Uncertainty in Computing
posted by: mcrocker
Computers and machines (that are well designed and debugged!) are generally much more reliable than humans for completing many simple but repetitive tasks. The cotton gin changed cotton production dramatically. Calculators replaced slide rules as they became more powerful and cheaper. Computers can be programmed to automate any task that can be interfaced to electronic circuits.
As the smallest transistors continue to become smaller, the reliability of computer circuits has come under fire from the possibility of “high” defect and soft fault rates. In integrated circuit manufacturing (making computer chips), the strategy to handle fabrication defects is to simply throw away any chip that has one or more defects on it. That works just fine if the number of places that a defect can occur is small and the defect rate is small. The Intel 4004 microprocessor had between 2,000 and 3,000 transistors. The newest micro(nano?)processors have 1 billion (or more) transistors. Defect rates have to be really, really small — much better than 1 in 1 billion — for yields to be high enough to be worth it. This defect issue has been an issue for many years now. Programmable logic became a big deal in the early 1980s, in part, because of concerns about defects. There is another issue, although it mostly an issue for massively parallel supercomputers. With thousands of computer processing units running for weeks at a time each one executing billions of instruction per second (100,000 processors * 1GHz * 60 sec * 60 min * 24 hours * 7 days = 6*10^19 instructions per week), you cannot rely on the entire parallel job running to completion without a single soft fault even with a low rate.
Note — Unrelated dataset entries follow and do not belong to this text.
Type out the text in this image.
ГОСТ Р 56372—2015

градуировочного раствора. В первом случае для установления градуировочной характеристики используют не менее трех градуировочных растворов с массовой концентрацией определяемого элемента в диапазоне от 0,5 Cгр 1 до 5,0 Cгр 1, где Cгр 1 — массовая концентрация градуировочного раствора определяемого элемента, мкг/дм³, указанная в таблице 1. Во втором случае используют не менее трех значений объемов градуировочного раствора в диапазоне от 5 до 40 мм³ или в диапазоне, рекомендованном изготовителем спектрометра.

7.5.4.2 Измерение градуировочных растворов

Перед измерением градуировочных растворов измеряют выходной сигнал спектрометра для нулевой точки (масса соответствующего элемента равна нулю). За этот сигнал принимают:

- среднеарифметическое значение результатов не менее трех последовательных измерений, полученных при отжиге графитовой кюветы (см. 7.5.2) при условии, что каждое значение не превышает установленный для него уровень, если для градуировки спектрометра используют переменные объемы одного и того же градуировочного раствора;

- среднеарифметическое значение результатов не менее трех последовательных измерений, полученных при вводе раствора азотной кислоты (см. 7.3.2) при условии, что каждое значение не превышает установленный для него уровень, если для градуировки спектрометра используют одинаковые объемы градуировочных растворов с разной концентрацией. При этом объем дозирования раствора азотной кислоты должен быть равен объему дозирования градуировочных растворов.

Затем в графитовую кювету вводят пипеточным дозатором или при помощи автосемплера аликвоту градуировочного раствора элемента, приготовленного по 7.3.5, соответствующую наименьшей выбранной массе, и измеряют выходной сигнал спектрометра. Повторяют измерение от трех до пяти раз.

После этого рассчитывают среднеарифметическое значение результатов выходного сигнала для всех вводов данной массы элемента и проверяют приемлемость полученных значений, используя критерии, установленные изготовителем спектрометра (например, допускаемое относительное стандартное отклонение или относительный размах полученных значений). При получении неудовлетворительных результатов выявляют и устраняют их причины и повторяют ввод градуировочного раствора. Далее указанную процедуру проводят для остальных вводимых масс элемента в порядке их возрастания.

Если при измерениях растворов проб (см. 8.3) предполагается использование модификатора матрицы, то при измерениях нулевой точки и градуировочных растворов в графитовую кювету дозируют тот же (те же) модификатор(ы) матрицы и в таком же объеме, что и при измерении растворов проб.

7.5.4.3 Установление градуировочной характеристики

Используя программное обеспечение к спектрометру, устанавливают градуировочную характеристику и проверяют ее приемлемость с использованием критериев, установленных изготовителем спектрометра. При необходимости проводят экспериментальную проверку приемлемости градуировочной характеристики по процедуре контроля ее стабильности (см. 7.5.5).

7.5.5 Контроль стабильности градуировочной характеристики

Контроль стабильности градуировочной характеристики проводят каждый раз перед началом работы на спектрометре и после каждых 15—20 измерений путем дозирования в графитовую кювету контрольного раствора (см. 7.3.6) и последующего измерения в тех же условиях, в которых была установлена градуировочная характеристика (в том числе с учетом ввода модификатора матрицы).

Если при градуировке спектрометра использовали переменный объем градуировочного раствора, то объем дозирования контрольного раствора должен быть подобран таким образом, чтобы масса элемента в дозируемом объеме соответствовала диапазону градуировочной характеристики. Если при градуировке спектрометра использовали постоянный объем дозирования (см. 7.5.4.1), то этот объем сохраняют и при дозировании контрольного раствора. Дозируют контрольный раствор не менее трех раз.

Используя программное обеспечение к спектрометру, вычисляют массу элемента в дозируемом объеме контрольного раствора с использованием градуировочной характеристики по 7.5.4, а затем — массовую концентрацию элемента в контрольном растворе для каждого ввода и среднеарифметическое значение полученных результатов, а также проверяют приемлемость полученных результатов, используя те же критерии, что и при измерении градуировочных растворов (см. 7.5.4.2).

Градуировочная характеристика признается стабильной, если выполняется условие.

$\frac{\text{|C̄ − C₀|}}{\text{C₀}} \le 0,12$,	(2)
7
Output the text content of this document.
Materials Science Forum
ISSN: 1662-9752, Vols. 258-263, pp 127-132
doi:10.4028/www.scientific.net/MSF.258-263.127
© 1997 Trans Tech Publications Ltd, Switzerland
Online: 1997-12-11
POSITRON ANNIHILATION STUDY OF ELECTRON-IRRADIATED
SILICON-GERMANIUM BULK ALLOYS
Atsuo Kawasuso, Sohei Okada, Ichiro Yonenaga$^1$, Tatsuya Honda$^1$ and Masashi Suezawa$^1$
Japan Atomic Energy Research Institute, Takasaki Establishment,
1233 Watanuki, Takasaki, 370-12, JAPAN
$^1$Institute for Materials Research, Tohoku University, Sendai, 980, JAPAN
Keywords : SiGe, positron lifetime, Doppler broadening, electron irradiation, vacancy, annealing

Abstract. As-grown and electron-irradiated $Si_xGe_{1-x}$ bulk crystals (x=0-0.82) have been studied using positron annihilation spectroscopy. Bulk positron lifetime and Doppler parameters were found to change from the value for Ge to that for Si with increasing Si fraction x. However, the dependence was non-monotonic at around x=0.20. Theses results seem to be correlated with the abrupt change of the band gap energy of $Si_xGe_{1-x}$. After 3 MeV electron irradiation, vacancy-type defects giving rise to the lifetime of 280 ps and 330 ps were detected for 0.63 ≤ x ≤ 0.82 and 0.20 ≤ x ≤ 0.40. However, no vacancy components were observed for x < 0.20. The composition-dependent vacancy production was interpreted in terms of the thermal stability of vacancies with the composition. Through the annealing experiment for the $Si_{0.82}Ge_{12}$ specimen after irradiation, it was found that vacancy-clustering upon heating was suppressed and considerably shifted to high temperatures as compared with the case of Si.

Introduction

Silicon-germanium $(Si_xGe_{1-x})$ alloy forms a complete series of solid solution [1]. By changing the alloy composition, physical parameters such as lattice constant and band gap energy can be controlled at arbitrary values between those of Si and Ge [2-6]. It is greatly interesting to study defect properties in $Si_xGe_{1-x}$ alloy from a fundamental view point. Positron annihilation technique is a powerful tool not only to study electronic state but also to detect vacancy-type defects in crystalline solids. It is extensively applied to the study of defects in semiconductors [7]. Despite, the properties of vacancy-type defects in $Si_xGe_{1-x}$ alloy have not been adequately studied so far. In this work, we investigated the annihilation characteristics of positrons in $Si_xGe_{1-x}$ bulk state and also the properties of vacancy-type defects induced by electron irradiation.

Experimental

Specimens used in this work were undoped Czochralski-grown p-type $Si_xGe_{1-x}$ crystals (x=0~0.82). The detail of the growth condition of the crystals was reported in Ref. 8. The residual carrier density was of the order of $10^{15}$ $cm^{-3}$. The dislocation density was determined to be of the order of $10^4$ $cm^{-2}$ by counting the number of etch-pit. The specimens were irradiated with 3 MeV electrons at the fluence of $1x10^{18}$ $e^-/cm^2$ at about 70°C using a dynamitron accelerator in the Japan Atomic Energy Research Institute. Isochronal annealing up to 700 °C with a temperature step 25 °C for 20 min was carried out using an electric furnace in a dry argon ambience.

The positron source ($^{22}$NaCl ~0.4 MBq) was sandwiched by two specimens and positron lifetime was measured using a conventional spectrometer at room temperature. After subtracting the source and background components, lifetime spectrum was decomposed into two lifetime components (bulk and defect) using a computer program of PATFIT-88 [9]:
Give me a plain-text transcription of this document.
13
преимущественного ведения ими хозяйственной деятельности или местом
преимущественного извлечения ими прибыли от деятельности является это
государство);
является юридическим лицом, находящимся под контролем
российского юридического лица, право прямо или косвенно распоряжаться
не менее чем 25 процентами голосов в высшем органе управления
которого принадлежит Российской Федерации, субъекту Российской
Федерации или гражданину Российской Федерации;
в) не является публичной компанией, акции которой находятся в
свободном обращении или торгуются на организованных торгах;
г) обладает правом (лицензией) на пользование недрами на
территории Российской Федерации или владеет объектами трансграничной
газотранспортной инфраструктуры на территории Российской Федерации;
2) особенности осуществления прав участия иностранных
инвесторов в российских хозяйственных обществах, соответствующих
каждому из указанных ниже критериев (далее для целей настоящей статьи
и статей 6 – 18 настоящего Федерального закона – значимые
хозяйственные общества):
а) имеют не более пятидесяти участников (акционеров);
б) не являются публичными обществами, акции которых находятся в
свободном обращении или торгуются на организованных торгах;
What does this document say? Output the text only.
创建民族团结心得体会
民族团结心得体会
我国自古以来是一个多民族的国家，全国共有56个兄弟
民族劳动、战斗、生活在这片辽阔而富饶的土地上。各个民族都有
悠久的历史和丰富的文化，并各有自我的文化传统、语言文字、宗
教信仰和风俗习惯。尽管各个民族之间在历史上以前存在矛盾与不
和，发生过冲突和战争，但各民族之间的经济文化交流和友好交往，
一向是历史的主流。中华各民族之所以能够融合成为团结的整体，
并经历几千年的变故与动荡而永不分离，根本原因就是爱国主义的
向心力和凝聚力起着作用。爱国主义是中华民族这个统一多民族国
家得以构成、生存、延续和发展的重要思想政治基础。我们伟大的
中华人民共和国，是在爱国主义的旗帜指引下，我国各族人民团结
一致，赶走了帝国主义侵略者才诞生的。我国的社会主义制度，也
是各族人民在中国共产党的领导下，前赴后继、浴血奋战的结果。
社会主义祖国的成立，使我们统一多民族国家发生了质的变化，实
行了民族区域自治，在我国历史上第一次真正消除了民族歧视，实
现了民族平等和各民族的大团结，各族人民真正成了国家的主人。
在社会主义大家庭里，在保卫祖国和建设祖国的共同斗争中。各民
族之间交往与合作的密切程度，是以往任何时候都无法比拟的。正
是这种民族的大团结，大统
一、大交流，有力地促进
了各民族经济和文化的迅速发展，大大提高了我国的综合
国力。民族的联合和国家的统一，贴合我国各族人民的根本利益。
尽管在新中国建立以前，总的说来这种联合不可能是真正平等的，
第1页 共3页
Some effort has to be taken to keep “snapshots” of the program execution to restart it if it fails in the middle of running.
As computers become more powerful and are used to do more amazing things, the small weaknesses get compounded and become glaring. Each transistor requires less power, but there are more of them in a smaller space. Now, personal computers overheat with ease (if the CPU fan were to fail), and the most powerful supercomputer in the world is almost one of the most likely to fail (if it is being used to full capacity without preventative measures).